Community | Individuation: Becoming who we can be


Communities allow us to make up our own rules, and to live by them without the fear that we are doing something wrong or strange. By the time we reach our twenties we will have absorbed a lot of information about how to live our lives: standards that we should be upholding; things that we should be doing at certain times, or have done by certain times; things we shouldn’t do; paths that are foolish; paths that are brave. The list goes on. Much of it will be received wisdom, and a lot of it may be very well grounded and useful. However, we shouldn’t forget that these are our lives to lead, and they haven’t been written already. We are all free to make up our own rules; to paint whatever pictures we wish for ourselves, and in whatever colours we like.

Becoming what one is is a creative act comparable with creating a work of art. It is freeing oneself from the tyranny of one’s upbringing; emancipating oneself from convention, from education, from class, from religious belief, from all the social conventions, prejudices, and assumptions which prevent one from realizing one’s own nature in its totality.2

Throughout our lives we are constantly growing and changing, searching for an identity that we can call our own. In finding out who we really are – or in becoming who we can be – we sometimes have to make difficult decisions, or to take challenging actions. What we know of integrity tells us that in many ways it is good to remain the same; to have continuity in our thoughts and actions is seen as a virtue, and we admire those who have stuck by their views over the years. It is undoubtedly true that in many cases we are right to see this quality as a virtue, but this realization doesn’t mean that it should be taken as an absolute.
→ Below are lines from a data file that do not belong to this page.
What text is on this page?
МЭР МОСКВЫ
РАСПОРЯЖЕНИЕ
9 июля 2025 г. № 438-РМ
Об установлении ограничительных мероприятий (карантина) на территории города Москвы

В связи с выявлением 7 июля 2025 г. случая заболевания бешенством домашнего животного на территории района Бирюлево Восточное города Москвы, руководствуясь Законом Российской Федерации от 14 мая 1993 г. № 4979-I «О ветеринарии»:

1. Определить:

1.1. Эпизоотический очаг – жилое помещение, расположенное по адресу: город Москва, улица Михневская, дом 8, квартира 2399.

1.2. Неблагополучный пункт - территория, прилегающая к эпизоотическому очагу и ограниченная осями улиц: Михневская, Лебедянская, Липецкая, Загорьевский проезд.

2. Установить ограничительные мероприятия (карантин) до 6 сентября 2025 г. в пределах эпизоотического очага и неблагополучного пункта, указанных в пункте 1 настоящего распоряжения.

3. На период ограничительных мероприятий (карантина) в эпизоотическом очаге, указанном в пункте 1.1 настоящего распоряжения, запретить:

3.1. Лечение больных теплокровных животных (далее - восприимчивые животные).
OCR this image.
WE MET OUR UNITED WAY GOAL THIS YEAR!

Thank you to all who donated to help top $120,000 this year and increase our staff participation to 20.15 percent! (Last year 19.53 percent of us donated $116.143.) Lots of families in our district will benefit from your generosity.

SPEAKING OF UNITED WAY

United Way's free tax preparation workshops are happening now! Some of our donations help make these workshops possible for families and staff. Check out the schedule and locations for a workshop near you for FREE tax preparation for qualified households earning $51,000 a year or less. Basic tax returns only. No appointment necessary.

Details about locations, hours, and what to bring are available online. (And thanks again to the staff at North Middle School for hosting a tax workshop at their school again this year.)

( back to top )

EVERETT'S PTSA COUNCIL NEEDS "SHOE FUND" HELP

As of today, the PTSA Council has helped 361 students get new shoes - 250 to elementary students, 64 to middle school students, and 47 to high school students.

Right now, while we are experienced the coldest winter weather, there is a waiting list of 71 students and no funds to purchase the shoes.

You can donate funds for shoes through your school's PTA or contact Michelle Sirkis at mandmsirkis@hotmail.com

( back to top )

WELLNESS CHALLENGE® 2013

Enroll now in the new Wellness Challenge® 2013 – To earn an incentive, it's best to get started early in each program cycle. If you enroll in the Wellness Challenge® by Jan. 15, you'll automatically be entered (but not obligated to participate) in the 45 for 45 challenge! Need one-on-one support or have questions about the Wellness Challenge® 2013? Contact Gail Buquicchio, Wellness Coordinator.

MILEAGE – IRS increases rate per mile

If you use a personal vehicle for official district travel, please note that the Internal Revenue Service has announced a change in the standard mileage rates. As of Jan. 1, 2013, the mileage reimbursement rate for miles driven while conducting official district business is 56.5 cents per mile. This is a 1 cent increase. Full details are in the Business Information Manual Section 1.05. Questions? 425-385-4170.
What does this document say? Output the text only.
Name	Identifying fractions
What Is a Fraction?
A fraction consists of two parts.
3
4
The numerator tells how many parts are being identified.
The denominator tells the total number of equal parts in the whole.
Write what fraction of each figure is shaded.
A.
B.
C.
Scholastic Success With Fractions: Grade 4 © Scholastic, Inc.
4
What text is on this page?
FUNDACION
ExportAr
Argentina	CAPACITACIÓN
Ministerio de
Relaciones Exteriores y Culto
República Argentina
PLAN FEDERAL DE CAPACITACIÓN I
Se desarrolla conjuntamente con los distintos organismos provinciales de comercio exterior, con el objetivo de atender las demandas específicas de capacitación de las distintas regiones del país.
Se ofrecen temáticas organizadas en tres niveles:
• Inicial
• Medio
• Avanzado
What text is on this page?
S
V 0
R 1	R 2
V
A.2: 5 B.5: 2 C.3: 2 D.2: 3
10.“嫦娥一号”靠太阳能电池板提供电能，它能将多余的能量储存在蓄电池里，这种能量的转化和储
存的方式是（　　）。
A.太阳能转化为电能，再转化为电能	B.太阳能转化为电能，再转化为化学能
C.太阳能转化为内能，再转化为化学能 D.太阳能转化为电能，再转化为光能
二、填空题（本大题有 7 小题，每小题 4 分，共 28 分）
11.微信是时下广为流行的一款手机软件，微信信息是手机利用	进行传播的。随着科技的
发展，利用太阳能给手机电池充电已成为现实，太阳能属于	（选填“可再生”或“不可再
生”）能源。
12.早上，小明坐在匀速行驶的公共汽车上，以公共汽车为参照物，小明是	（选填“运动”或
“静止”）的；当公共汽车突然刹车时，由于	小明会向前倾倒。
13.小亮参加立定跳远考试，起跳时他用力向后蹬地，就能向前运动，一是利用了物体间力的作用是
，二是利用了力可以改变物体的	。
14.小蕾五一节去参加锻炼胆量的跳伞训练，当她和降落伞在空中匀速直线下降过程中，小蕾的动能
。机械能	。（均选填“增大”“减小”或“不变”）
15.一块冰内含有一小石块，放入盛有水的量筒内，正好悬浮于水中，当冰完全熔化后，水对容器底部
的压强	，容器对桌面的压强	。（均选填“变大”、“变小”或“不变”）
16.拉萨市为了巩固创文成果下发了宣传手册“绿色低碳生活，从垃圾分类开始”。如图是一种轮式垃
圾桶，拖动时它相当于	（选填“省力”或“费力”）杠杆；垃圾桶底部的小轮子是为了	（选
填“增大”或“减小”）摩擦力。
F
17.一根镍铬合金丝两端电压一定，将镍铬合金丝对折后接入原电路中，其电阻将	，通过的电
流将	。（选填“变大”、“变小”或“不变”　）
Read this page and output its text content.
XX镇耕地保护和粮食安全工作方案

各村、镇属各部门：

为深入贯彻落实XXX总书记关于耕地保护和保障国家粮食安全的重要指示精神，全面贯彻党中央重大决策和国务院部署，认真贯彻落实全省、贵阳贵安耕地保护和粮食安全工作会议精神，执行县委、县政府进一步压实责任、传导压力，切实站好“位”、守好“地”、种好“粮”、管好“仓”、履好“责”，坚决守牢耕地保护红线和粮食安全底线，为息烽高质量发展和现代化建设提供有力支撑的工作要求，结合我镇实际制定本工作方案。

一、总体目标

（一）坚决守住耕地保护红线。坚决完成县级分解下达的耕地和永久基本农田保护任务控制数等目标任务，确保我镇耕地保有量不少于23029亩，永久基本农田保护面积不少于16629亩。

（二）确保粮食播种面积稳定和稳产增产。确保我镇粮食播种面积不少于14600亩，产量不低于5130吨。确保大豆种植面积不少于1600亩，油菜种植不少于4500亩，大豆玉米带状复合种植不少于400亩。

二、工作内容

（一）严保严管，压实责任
The ability to abandon a viewpoint is often as virtuous as the ability to maintain one.

The other terror that scares us from self-trust is our consistency; a reverence for our past act or word … Why drag about this corpse of your memory, lest you contradict somewhat you have stated in this or that public place? Suppose you should contradict yourself; what then? … With consistency a soul has simply nothing to do … Speak what you think now in hard words, and tomorrow speak what tomorrow thinks in hard words again, though it contradict everything you said today.3

The ability to change is vital if we are to succeed in realising our potential. We start off knowing nothing and end up knowing very little: in between these points is our journey of discovery. Whilst many things we learn may have little impact upon us, there are also things – truths, ideas – that impact upon us so greatly that they compel us to change. We must always be open to this change, to be able to make ourselves available and ready for it. The voice of who we can be calls us along and sometimes it can be hard to follow, to take the next step towards it.

In becoming who we are, we may take paths that received wisdom or general consensus doesn’t approve of or cater for, routes that lead into unknown territory. Being surrounded by a community of like-minded people makes such routes easier to take, and can allow us to explore ourselves and the world in ways we would have found more challenging otherwise.